Three specific aims are proposed to test this hypothesis: 1) to establish the heterogeneous development and functional model of the SAN; 2) to dissect genetic modules that distinctly regulate SAN morphogenesis uncoupled from venous pole pacemaker program; 3) to decipher the underlying mechanism of Shox2-Nkx2.5 antagonistic machinery in venous pole development. The proposed studies will systematically address the functional mechanism of Shox2 and Nkx2.5 in pacemaker development including ectopic pacemaker in the venous pole and dissect the physiological function of the two distinct SAN domains through a combination of genetics, morphometric, molecular biology, genomics, and electrophysiological approaches. Since SHOX2 was recently identified as a susceptibility gene associated with atrial fibrillation in patients, the results obtained will provide novel insights for a better understanding of the molecular regulatory mechanisms of pacemaker development and the formation of ectopic triggers, and shed light on the etiology and design of gene- and cell- based therapeutic approaches to congenital and acquired cardiac conduction system abnormalities.

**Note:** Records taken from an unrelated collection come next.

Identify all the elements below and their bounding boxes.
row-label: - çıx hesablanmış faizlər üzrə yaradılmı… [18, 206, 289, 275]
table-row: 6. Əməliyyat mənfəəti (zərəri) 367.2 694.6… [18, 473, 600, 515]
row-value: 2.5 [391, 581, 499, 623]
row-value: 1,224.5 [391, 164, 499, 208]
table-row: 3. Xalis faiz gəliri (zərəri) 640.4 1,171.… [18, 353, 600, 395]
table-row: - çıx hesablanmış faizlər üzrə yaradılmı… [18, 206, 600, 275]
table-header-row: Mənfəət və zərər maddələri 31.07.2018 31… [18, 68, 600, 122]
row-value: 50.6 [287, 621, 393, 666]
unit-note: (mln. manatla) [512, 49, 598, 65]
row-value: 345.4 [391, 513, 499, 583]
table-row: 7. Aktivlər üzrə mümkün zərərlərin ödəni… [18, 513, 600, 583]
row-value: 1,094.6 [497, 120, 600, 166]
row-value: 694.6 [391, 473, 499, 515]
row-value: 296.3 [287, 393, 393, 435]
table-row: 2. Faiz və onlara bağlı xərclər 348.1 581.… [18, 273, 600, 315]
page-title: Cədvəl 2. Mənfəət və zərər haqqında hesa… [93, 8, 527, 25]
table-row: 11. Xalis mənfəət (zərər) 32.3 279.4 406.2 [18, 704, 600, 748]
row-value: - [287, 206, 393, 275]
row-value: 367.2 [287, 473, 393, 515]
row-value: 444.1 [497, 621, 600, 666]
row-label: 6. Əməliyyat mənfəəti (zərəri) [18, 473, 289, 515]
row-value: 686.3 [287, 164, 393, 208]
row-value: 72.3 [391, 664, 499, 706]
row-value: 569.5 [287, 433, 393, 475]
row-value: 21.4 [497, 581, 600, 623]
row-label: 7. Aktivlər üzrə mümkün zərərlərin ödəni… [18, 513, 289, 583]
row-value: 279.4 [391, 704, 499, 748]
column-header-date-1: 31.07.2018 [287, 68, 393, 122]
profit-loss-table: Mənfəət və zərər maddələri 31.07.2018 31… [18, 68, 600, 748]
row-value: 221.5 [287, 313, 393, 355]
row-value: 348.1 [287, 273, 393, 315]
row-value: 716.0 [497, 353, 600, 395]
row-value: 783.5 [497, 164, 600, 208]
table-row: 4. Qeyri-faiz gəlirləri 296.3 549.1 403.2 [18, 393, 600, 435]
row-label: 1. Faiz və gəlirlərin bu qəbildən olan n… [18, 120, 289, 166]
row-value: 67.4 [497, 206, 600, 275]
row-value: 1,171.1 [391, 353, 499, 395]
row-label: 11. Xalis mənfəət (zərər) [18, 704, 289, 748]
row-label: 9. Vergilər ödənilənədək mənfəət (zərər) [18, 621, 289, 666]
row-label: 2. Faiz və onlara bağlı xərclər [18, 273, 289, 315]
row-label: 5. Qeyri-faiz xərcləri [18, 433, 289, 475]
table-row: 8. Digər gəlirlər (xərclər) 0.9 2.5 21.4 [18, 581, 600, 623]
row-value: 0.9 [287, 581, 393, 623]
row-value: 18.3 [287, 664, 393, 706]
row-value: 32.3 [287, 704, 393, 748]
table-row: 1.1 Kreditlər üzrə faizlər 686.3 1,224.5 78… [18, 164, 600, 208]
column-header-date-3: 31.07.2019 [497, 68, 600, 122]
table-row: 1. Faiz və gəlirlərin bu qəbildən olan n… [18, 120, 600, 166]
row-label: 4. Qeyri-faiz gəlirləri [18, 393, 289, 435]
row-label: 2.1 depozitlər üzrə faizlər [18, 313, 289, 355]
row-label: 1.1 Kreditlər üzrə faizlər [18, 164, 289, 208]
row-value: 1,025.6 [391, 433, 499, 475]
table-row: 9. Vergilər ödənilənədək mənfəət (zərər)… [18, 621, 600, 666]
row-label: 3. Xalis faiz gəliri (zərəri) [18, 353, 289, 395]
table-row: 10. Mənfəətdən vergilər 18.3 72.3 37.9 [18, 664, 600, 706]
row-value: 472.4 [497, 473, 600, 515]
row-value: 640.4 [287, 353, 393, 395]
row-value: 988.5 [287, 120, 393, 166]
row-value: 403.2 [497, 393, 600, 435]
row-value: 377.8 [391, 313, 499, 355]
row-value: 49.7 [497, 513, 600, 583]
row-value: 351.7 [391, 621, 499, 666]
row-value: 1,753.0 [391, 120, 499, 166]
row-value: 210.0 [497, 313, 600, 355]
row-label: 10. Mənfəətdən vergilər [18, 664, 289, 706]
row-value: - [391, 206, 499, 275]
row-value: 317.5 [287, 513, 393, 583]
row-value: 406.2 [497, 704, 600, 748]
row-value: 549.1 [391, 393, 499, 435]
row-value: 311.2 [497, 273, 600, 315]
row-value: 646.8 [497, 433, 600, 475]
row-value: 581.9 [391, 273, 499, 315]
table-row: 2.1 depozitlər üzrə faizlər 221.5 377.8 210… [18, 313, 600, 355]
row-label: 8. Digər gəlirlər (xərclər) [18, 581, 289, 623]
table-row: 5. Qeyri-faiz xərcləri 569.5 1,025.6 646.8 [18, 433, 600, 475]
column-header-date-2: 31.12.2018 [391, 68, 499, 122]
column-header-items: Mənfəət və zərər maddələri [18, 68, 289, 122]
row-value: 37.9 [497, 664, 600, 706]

In humans, atrial fibrillation (AF), the most common heart rhythm disorders, is often triggered by ectopic pacemaking activity in the myocardium sleeves of the pulmonary vein (PV) and systemic venous return, and treatment of conduction disorders including sick sinus and AF requires insights into the molecular mechanism underlying development and homeostasis of these tissues. This proposal focuses on the genetic interactions between and the transcriptional mechanisms by the recently emerged key regulator of cardiac pacemaker development, Shox2, and the well-characterized master transcription factor for heart development, Nkx2.5, in the regulation of venous pole development and cell fate decision including the sinoatrial node (SAN) and the PV. The proposed studies will employ a combination of genetics, morphometric, biochemistry, molecular biology, genomics, and electrophysiological approaches. Given the fact that SHOX2 was recently identified as a susceptibility gene associated with AF in patients, the results obtained from these studies will provide fundamental information for a better understanding of pacemaker development and molecular pathogenesis of ectopic pace-making activity in the PV, and will shed light on the etiology and design of gene- and cell-based therapeutic approaches to congenital and acquired cardiac conduction system abnormalities, as well as on strategies of generation of biological pacemakers.